Sinemayı bilimsel bir gözlem aracı olarak değersiz ve çok da ciddi olmayan bulan bilim dünyası tarafından ilk kez hor görülen sinema, kısa sürede sürrealistler ve özellikle de filmlerinin plastik ve çağrıştırıcı vizyonuna hayran olan André Breton tarafından fark edilir .
Jean Vigo ile tanışmasından senarist olarak gerçek bir dostluk ve sanatsal bir işbirliği doğar.
Dirençli sırasında İkinci Dünya Savaşı anti-faşist mücadele içinde yatırım, o üretilen vampiri böylece Predasyonun ruhunu damgalayıcı, zamanının Avrupa tarihinin bir mesel olarak. İkinci Dünya Savaşı'ndan sonra, Dünya Belgesel Yapımcıları Birliği'nin kurulmasına katıldı.
Kendisi için küçük düzenlemelerin ve şapel mücadelelerinin sembolik bir yeri olan Cannes Film Festivali'nin yaratılmasına ve ödül törenine karşı çıkıyor .
Çalışmaları, konularının betimleyici doğruluğuna duyduğu ilgi ve filmlerinin ortaya çıkarmaya yardımcı olduğu doğanın “gizemi” karşısında duygu ve merakı paylaşmaya yönelik derin arzusuyla karakterize edilir.

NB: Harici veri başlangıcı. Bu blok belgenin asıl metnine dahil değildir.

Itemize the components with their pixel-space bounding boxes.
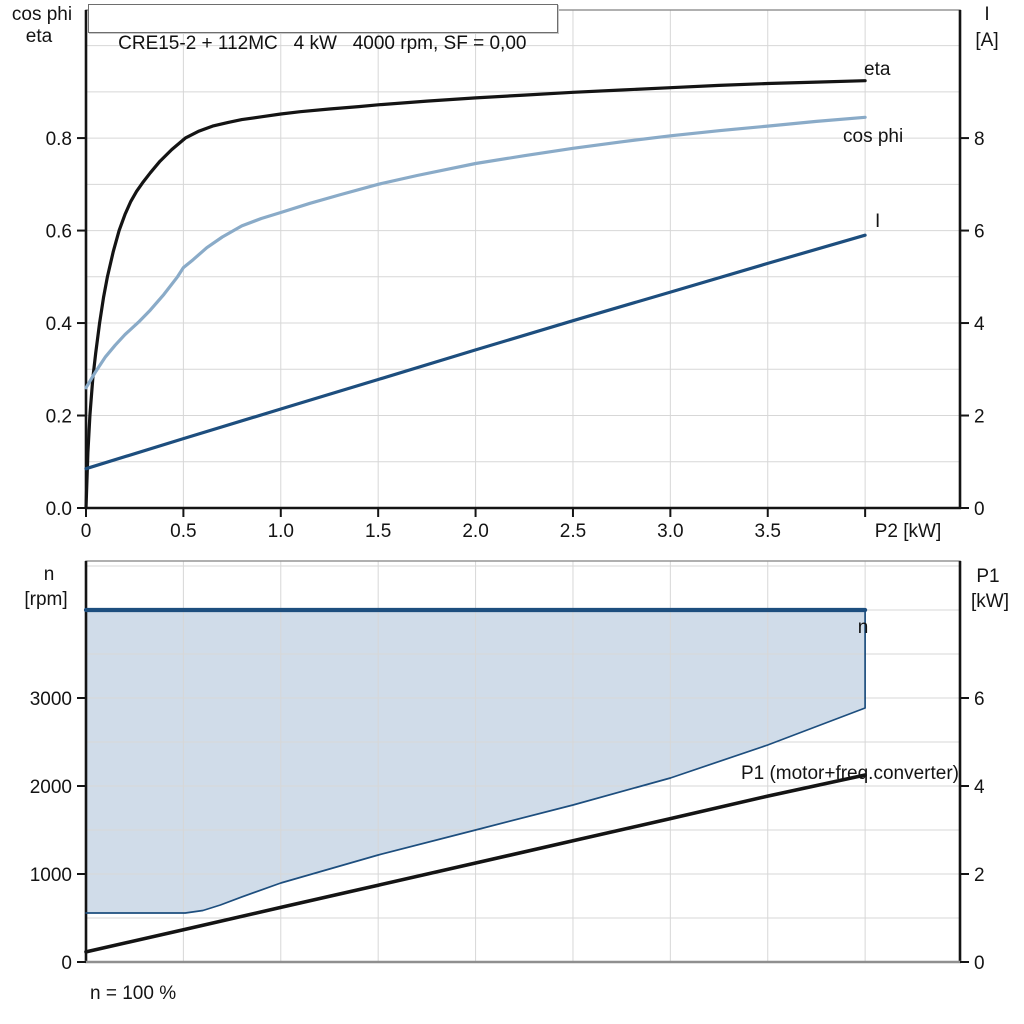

Jean Painlevé Bilimsel Sinematografi Enstitüsü'nün ve Görüntü ve Ses Yüksek Teknik Komisyonu'nun kurucularından biridir .
The Vampire filmi, dokuz dakikadan kısa, 9,5 milimetrede çekilmiş , çekimlerinde sanatsal, deneysel, aynı zamanda yeni ve bilimsel bir tür olarak siyah beyaz bir kısa film , vampirin kullandığı tekniği gösteren bir belgeseldir. ( yarasa ), yemek için. Önce küçük bir kemirgen olan avına yaklaşmak için dört ayak üzerinde yürüdüğünü, sonra burnunu yalayarak anestezik bir madde ilettiğini, sonra da kanını içmek için yanağını ısırıp öptüğünü görüyoruz.